Pretty soon, there was a Ministry of Commerce chasing an annual target for export growth, and a sustained government effort at ‘‘export promotion’’. At this point, something started going seriously wrong in terms of confusing means and ends.

Exporting is good because when India is open, and the exchange rate is free, then efficient firms will export, inefficient firms will die, and investment will take place in export-oriented firms where India has a comparative advantage. The basic logic of export-led growth is one where export orientation rewards efficient firms and kills off weak firms, and the country benefits and grows owing to efficient firms.

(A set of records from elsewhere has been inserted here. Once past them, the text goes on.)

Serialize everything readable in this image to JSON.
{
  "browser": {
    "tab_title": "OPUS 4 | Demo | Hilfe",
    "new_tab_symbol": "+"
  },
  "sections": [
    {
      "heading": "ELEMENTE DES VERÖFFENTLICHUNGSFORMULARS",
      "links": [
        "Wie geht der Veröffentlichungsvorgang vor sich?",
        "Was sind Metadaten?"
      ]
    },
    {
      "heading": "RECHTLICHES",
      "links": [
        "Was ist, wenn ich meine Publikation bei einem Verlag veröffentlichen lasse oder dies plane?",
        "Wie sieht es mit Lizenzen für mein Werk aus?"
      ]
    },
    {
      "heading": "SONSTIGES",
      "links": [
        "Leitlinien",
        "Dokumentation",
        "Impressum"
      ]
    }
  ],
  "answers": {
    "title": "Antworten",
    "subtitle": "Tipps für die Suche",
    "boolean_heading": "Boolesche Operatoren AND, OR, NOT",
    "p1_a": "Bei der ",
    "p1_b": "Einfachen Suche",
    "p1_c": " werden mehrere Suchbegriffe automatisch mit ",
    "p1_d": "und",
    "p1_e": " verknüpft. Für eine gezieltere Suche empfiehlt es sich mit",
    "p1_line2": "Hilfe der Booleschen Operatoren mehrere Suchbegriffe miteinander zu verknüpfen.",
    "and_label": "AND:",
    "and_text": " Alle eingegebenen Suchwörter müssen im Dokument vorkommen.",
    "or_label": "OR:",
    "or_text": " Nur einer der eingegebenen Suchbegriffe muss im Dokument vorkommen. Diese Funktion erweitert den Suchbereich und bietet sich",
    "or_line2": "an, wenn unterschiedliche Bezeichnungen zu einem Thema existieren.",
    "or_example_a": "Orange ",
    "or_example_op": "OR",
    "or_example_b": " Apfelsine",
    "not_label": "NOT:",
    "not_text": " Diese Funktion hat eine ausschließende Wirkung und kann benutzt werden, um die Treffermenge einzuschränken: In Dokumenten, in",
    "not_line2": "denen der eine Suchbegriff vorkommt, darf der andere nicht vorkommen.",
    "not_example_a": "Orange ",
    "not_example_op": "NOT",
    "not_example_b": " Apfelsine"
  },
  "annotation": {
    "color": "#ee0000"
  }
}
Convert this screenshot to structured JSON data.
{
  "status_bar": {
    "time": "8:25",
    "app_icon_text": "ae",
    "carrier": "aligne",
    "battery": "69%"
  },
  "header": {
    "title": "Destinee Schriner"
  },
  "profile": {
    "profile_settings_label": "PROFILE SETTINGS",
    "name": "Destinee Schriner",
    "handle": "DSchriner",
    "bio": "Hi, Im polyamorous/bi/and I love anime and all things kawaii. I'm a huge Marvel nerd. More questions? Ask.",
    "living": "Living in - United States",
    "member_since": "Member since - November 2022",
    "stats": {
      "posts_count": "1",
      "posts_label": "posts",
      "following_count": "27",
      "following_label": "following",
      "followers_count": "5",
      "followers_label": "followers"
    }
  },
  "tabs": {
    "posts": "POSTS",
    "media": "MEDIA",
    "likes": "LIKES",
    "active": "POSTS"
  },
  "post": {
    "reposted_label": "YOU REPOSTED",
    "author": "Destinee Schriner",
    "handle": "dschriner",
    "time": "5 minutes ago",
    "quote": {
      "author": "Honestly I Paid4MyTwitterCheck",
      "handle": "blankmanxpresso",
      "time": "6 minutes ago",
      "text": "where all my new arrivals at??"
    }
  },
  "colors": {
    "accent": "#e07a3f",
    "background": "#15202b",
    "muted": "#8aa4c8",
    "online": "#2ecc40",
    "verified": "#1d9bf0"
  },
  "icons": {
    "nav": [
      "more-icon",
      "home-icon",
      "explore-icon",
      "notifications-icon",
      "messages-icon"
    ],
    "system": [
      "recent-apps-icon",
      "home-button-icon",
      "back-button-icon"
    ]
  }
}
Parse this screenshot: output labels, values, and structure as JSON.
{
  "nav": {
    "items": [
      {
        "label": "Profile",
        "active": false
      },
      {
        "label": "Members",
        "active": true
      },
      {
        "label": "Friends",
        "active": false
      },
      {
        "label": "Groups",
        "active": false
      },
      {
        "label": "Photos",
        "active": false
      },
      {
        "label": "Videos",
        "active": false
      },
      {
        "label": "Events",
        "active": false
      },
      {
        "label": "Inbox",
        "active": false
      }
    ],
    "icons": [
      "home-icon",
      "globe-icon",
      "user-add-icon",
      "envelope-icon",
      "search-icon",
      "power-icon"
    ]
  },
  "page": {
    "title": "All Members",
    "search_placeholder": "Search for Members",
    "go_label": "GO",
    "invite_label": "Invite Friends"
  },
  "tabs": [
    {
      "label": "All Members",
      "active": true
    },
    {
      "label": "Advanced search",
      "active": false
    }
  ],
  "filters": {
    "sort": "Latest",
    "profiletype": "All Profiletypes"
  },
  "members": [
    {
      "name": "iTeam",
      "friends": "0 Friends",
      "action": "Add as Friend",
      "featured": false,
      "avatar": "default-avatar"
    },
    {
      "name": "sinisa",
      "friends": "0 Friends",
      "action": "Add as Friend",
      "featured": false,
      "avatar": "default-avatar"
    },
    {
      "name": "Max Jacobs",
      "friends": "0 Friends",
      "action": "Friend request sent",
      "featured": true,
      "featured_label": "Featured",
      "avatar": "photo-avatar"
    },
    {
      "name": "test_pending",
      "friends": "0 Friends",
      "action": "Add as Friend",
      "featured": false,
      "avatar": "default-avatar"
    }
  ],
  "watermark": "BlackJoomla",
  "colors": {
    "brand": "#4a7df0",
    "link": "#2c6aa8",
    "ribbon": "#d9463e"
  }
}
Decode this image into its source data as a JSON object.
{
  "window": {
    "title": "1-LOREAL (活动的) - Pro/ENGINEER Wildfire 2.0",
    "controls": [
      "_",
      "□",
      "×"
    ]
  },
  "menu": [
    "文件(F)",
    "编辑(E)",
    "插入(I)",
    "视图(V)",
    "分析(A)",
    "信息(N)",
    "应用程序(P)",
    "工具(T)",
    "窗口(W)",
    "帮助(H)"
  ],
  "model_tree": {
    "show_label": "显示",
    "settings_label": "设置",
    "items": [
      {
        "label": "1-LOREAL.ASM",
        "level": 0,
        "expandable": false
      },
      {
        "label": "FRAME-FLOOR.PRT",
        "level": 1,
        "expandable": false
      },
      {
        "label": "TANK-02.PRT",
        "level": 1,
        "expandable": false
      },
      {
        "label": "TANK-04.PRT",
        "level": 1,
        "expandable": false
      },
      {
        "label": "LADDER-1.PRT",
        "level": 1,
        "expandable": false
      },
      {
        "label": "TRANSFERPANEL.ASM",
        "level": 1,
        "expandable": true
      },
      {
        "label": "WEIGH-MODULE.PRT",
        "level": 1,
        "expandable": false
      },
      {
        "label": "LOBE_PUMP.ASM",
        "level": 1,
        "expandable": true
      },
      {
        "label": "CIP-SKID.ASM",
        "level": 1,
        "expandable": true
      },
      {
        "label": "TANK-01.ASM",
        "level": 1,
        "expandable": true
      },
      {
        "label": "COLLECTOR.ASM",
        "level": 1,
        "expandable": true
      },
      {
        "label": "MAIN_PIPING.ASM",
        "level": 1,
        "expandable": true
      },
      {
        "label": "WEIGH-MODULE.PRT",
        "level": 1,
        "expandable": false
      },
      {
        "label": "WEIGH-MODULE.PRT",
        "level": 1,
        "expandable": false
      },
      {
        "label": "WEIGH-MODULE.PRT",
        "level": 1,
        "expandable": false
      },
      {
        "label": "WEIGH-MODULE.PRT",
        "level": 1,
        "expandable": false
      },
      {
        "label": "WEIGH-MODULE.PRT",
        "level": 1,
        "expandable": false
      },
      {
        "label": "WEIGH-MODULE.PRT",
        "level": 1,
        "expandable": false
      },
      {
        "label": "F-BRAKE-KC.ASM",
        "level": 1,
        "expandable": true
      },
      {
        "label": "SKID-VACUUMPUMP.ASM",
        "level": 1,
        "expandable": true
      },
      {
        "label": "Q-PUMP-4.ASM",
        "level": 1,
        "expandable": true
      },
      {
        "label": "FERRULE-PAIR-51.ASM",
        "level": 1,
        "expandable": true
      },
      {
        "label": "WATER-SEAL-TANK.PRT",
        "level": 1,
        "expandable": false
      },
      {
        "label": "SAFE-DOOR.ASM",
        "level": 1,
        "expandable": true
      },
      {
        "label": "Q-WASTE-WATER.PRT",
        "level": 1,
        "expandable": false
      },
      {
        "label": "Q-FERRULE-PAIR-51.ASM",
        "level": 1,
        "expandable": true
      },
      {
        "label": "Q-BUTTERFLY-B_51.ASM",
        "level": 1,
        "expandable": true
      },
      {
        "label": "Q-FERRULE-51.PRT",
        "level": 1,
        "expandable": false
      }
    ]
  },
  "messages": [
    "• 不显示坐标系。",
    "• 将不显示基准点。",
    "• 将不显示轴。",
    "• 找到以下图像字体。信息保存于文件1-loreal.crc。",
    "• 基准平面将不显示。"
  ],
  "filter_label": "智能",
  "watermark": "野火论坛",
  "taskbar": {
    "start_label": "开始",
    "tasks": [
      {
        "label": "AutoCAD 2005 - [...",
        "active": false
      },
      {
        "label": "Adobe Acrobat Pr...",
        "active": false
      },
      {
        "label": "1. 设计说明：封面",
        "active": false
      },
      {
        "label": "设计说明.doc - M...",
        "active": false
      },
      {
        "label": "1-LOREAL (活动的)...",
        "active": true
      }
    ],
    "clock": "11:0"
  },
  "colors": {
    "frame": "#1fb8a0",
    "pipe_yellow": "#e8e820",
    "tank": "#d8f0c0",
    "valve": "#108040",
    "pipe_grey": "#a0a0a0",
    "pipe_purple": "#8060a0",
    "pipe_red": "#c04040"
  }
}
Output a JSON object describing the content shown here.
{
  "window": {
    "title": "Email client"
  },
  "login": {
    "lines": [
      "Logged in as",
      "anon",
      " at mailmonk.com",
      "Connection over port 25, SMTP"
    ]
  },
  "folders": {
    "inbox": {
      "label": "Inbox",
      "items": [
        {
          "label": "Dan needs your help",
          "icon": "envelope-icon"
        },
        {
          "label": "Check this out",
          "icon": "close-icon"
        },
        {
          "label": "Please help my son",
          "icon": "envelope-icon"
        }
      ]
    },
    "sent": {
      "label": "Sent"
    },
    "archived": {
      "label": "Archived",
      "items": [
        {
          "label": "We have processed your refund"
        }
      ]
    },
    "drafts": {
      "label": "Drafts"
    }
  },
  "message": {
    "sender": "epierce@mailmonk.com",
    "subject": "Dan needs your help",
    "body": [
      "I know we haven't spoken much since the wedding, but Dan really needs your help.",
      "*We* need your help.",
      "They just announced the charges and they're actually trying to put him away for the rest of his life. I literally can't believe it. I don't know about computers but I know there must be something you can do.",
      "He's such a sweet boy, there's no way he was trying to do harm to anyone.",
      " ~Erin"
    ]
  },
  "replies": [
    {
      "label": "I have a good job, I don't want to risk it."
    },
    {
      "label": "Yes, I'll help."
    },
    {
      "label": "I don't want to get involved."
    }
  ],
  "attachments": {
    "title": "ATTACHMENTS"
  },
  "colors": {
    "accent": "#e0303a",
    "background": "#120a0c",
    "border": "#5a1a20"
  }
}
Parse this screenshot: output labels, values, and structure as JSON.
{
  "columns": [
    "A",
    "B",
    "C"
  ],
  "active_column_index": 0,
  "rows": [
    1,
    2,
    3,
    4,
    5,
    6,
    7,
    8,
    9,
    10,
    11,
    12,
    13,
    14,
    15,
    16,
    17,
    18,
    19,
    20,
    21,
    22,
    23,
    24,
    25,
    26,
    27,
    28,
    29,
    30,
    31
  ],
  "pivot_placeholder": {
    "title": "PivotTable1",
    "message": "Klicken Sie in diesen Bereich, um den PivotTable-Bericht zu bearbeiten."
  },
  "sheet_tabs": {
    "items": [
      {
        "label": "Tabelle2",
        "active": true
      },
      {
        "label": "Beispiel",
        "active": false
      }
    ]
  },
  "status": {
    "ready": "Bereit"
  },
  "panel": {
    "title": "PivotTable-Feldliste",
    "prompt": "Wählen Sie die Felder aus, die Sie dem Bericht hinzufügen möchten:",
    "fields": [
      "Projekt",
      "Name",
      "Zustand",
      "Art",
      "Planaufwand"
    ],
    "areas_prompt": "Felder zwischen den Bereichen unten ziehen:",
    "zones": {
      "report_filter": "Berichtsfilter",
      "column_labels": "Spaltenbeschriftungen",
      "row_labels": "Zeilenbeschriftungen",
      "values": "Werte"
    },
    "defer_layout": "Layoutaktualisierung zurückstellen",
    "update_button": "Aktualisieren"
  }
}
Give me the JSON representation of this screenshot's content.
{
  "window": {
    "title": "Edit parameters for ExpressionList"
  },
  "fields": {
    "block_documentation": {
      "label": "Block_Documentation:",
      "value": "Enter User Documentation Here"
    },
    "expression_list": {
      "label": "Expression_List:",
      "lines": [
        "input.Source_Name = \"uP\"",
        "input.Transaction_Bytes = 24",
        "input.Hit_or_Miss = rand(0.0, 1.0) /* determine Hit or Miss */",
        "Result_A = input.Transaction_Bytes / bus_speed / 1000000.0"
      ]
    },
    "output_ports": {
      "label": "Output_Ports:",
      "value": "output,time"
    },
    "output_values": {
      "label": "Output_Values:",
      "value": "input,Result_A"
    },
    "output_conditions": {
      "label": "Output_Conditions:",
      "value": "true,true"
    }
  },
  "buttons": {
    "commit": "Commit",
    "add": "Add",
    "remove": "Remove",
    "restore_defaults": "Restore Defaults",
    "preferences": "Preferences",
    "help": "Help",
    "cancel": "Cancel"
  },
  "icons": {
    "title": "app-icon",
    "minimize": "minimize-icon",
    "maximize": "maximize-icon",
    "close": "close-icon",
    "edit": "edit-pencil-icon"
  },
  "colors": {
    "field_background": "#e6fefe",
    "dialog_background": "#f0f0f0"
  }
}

The ‘export promotion’ bandwagon turned this upside down and started thinking that ‘‘since our firms are inefficient, we should give them export subsidies so as to make them export’’. This was a major blunder, one that mixed up means and ends. What India needed was genuine exports, based on efficient firms and a sound exchange rate. Instead, what the Government system started pushing for was fiscal subsidies and manipulated exchange rates so as to produce fake exports.

But if firms are inefficient and manage to stay alive and export owing to export subsidies, this does nothing for Indian growth. Fake exports don’t increase competitiveness or GDP growth. An inefficient firm should die; it should not be kept alive using subsidies.

We now have an elaborate government machinery paying out export subsidies in various ways. These include duty drawback schemes, DEPB, explicit export subsidy programmes and tax incentives for exports. Instead of focusing on markets and efficiency, the companies of India are wasting time interacting with this government machinery to gather their subsidy cheques. Even the RBI jumped into the act, and thought that in the effort to produce higher exports, it could chip in by forcibly undervaluing the rupee. It purchased dollars whenever there was pressure on the rupee to appreciate. This led to a massive pile-up of reserves in a few years, which has given us a bit of an indigestion.

It is important to shake our heads clear of this confusion. India needs efficiency and India needs genuine exporting success. Fake exports are merely a drain on the exchequer and do not do anything for Indian growth. This is not to say that government and public goods are irrelevant for exports. There is clearly a case for sound economic policies which foster efficiency and thus exports. These include tax reforms, infrastructure, R&D and FDI. It is when these policies yield export growth that GDP will grow. There is nothing to be gained by faking it.

One of the major economic policy achievements of the NDA was cutting tariffs. The contribution of the UPA Government should be to eliminate export subsidies.